KINGSTOWN, St Vincent -- Belizean Garifuna singer/musician James Lovell returned to his ancestral homeland of St Vincent and the Grenadines on Thursday, to continue the Garifuna Cultural Retrieval Workshop he started in 2011. 

Lovell will be joined later by accomplished dance/choreographer Erica Zuniga from Los Angeles. The 2011 workshop is sponsored by author Trish St Hill, James Cordice, Verna Arthur, Kyla Herbert, James Lovell and Eleanor Bullock. 

According to this year’s workshop promoter St Hill, the workshop will continue to focus on the Garifuna language, drumming, poetry, singing and dancing and will culminate with three concerts on August 17, 18 and 19. 

St Hill said this year the workshop will also focus on the food, because much of the Vincentian diet came from Garifuna heritage, but some foods that are heavily Garifuna are no longer being made in SVG or have taken on a different twist. This, said St Hill, is not unusual in any culture, but she said this year her contribution to the workshop would be to introduce the kids to some of those foods as well as show the Garifuna linkage between current foods in SVG and Central America.

St Hill went on to say that this year’s workshop recipients would also be vetted to receive several scholarships that would assist them in their education. There are many vetting criteria, she said, one of which would be the recipient’s ability to speak basic Garifuna salutations. She is currently working with SVG TV to show a video of the 2011 workshop. 

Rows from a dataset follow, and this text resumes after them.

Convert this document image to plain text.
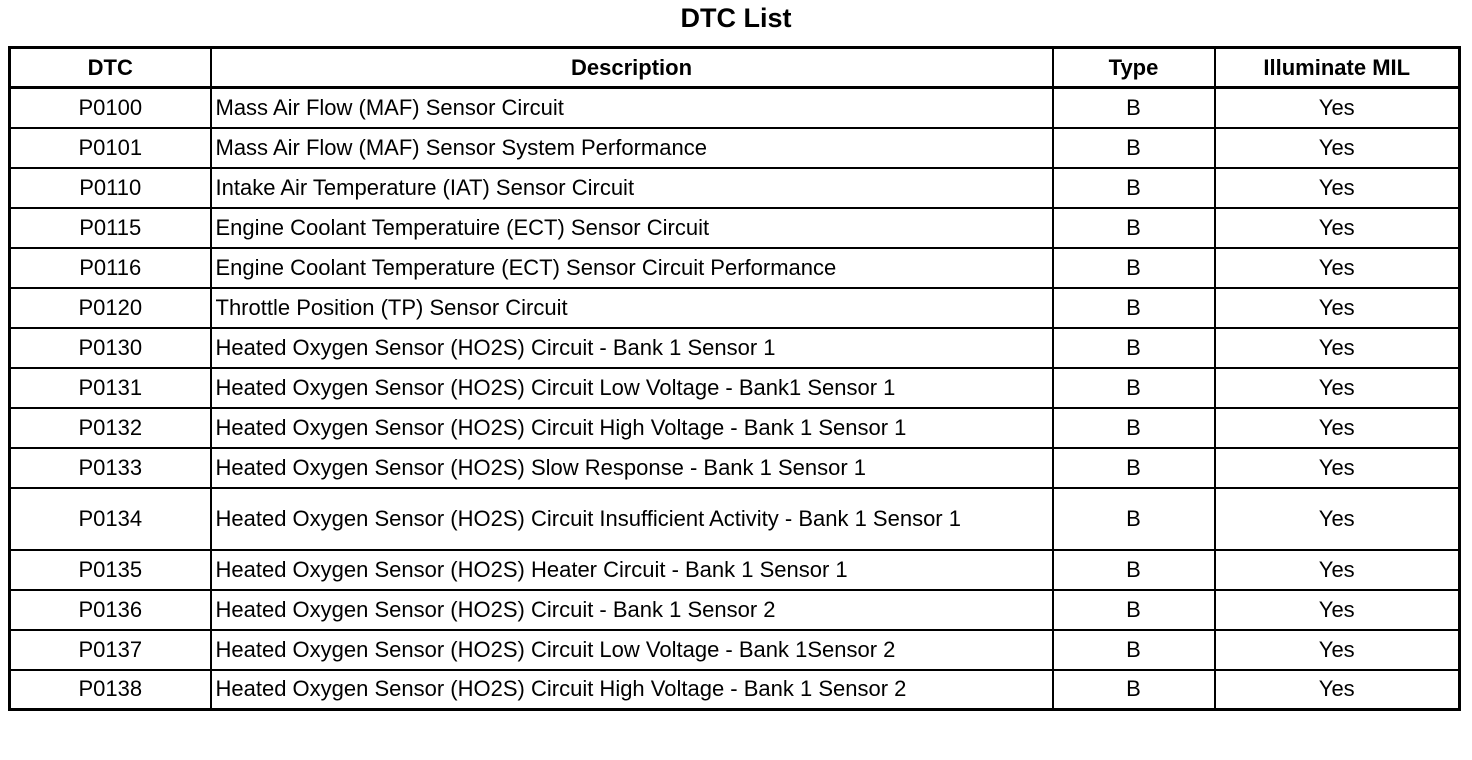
DTC List
DTC	Description	Type	Illuminate MIL
P0100	Mass Air Flow (MAF) Sensor Circuit	B	Yes
P0101	Mass Air Flow (MAF) Sensor System Performance	B	Yes
P0110	Intake Air Temperature (IAT) Sensor Circuit	B	Yes
P0115	Engine Coolant Temperatuire (ECT) Sensor Circuit	B	Yes
P0116	Engine Coolant Temperature (ECT) Sensor Circuit Performance	B	Yes
P0120	Throttle Position (TP) Sensor Circuit	B	Yes
P0130	Heated Oxygen Sensor (HO2S) Circuit - Bank 1 Sensor 1	B	Yes
P0131	Heated Oxygen Sensor (HO2S) Circuit Low Voltage - Bank1 Sensor 1	B	Yes
P0132	Heated Oxygen Sensor (HO2S) Circuit High Voltage - Bank 1 Sensor 1	B	Yes
P0133	Heated Oxygen Sensor (HO2S) Slow Response - Bank 1 Sensor 1	B	Yes
P0134	Heated Oxygen Sensor (HO2S) Circuit Insufficient Activity - Bank 1 Sensor 1	B	Yes
P0135	Heated Oxygen Sensor (HO2S) Heater Circuit - Bank 1 Sensor 1	B	Yes
P0136	Heated Oxygen Sensor (HO2S) Circuit - Bank 1 Sensor 2	B	Yes
P0137	Heated Oxygen Sensor (HO2S) Circuit Low Voltage - Bank 1Sensor 2	B	Yes
P0138	Heated Oxygen Sensor (HO2S) Circuit High Voltage - Bank 1 Sensor 2	B	Yes
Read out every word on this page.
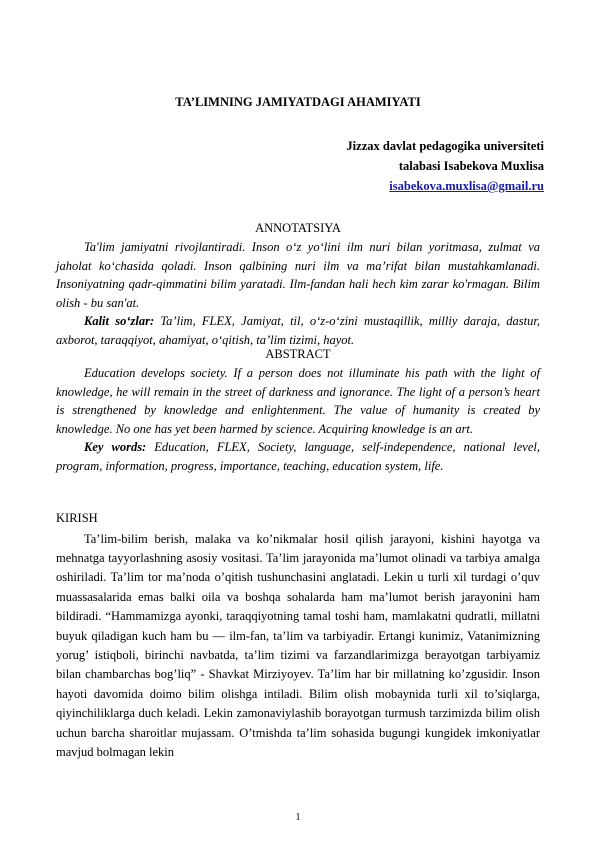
TA’LIMNING JAMIYATDAGI AHAMIYATI
Jizzax davlat pedagogika universiteti
talabasi Isabekova Muxlisa
isabekova.muxlisa@gmail.ru
ANNOTATSIYA

Ta'lim jamiyatni rivojlantiradi. Inson o‘z yo‘lini ilm nuri bilan yoritmasa, zulmat va jaholat ko‘chasida qoladi. Inson qalbining nuri ilm va ma’rifat bilan mustahkamlanadi. Insoniyatning qadr-qimmatini bilim yaratadi. Ilm-fandan hali hech kim zarar ko'rmagan. Bilim olish - bu san'at.

Kalit so‘zlar: Ta’lim, FLEX, Jamiyat, til, o‘z-o‘zini mustaqillik, milliy daraja, dastur, axborot, taraqqiyot, ahamiyat, o‘qitish, ta’lim tizimi, hayot.

ABSTRACT

Education develops society. If a person does not illuminate his path with the light of knowledge, he will remain in the street of darkness and ignorance. The light of a person’s heart is strengthened by knowledge and enlightenment. The value of humanity is created by knowledge. No one has yet been harmed by science. Acquiring knowledge is an art.

Key words: Education, FLEX, Society, language, self-independence, national level, program, information, progress, importance, teaching, education system, life.

KIRISH

Ta’lim-bilim berish, malaka va ko’nikmalar hosil qilish jarayoni, kishini hayotga va mehnatga tayyorlashning asosiy vositasi. Ta’lim jarayonida ma’lumot olinadi va tarbiya amalga oshiriladi. Ta’lim tor ma’noda o’qitish tushunchasini anglatadi. Lekin u turli xil turdagi o’quv muassasalarida emas balki oila va boshqa sohalarda ham ma’lumot berish jarayonini ham bildiradi. “Hammamizga ayonki, taraqqiyotning tamal toshi ham, mamlakatni qudratli, millatni buyuk qiladigan kuch ham bu — ilm-fan, ta’lim va tarbiyadir. Ertangi kunimiz, Vatanimizning yorug’ istiqboli, birinchi navbatda, ta’lim tizimi va farzandlarimizga berayotgan tarbiyamiz bilan chambarchas bog’liq” - Shavkat Mirziyoyev. Ta’lim har bir millatning ko’zgusidir. Inson hayoti davomida doimo bilim olishga intiladi. Bilim olish mobaynida turli xil to’siqlarga, qiyinchiliklarga duch keladi. Lekin zamonaviylashib borayotgan turmush tarzimizda bilim olish uchun barcha sharoitlar mujassam. O’tmishda ta’lim sohasida bugungi kungidek imkoniyatlar mavjud bolmagan lekin

1
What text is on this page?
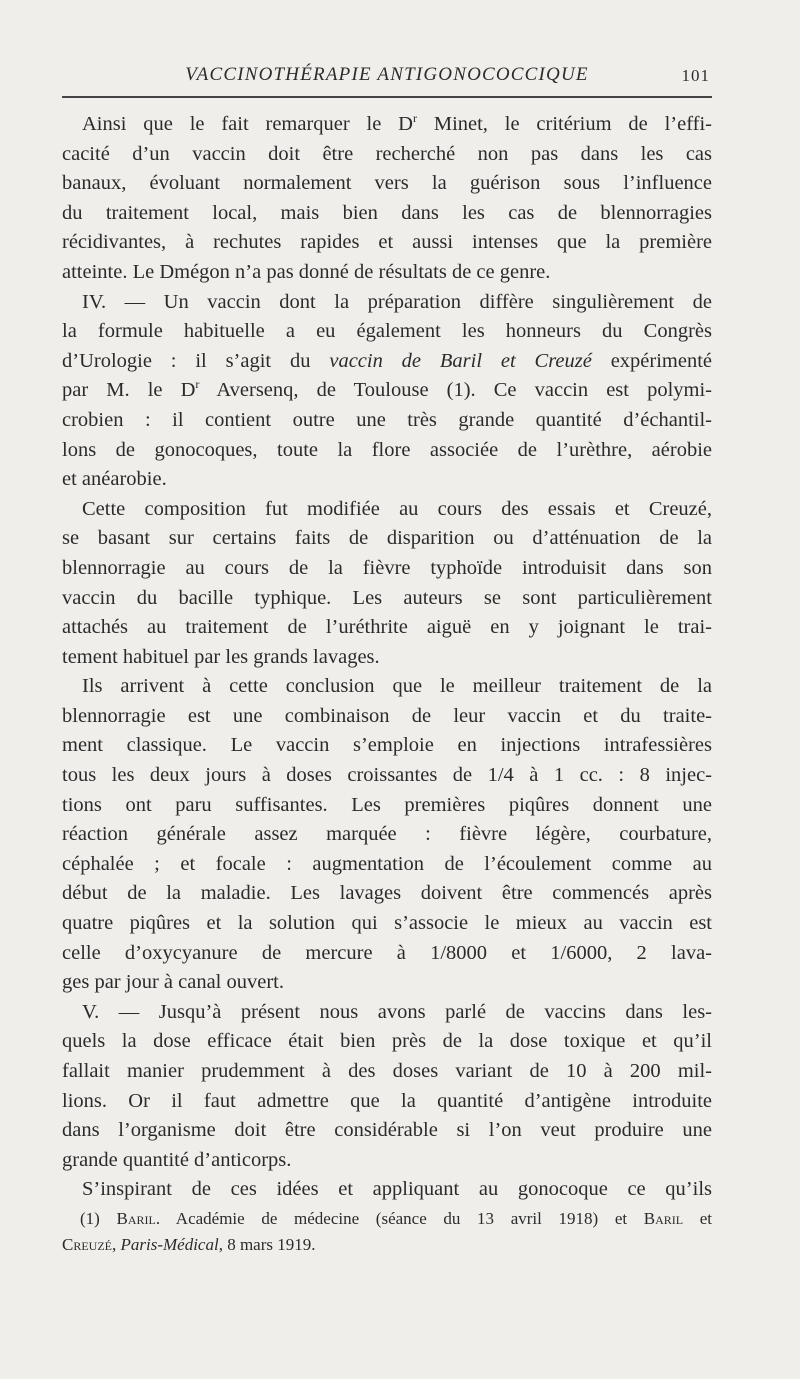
VACCINOTHÉRAPIE ANTIGONOCOCCIQUE	101
Ainsi que le fait remarquer le $D^r$ Minet, le critérium de l’effi-
cacité d’un vaccin doit être recherché non pas dans les cas
banaux, évoluant normalement vers la guérison sous l’influence
du traitement local, mais bien dans les cas de blennorragies
récidivantes, à rechutes rapides et aussi intenses que la première
atteinte. Le Dmégon n’a pas donné de résultats de ce genre.
IV. — Un vaccin dont la préparation diffère singulièrement de
la formule habituelle a eu également les honneurs du Congrès
d’Urologie : il s’agit du vaccin de Baril et Creuzé expérimenté
par M. le $D^r$ Aversenq, de Toulouse (1). Ce vaccin est polymi-
crobien : il contient outre une très grande quantité d’échantil-
lons de gonocoques, toute la flore associée de l’urèthre, aérobie
et anéarobie.
Cette composition fut modifiée au cours des essais et Creuzé,
se basant sur certains faits de disparition ou d’atténuation de la
blennorragie au cours de la fièvre typhoïde introduisit dans son
vaccin du bacille typhique. Les auteurs se sont particulièrement
attachés au traitement de l’uréthrite aiguë en y joignant le trai-
tement habituel par les grands lavages.
Ils arrivent à cette conclusion que le meilleur traitement de la
blennorragie est une combinaison de leur vaccin et du traite-
ment classique. Le vaccin s’emploie en injections intrafessières
tous les deux jours à doses croissantes de 1/4 à 1 cc. : 8 injec-
tions ont paru suffisantes. Les premières piqûres donnent une
réaction générale assez marquée : fièvre légère, courbature,
céphalée ; et focale : augmentation de l’écoulement comme au
début de la maladie. Les lavages doivent être commencés après
quatre piqûres et la solution qui s’associe le mieux au vaccin est
celle d’oxycyanure de mercure à 1/8000 et 1/6000, 2 lava-
ges par jour à canal ouvert.
V. — Jusqu’à présent nous avons parlé de vaccins dans les-
quels la dose efficace était bien près de la dose toxique et qu’il
fallait manier prudemment à des doses variant de 10 à 200 mil-
lions. Or il faut admettre que la quantité d’antigène introduite
dans l’organisme doit être considérable si l’on veut produire une
grande quantité d’anticorps.
S’inspirant de ces idées et appliquant au gonocoque ce qu’ils
(1) Baril. Académie de médecine (séance du 13 avril 1918) et Baril et
Creuzé, Paris-Médical, 8 mars 1919.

St Hill credits much of the groundwork for this year’s workshop to Anthony Theobalds at the Culture Department, who she said was an invaluable resource in getting things done on the ground. Additionally, she thanked former minister of culture Rene Baptize, Dr Cadrin Gill MD of Los Angeles, and The United Vincie Culture Group of Brooklyn for their support in making the workshop possible.

St Hill urged everyone to come out and see the Vincentian children display their natural Garifuna talents at the concerts and asked the Vincentian public to continue to grow culturally and to ensure that future generations are more knowledgeable about their culture than she was. 

She said it gives her much pleasure to see the eager faces of the children who participated in the workshop in 2011, and she hoped that individuals and organizations will work together to make this workshop possible year after year. She pointed out that there are many ways the Vincentian public can help either financially or with in-kind assistance.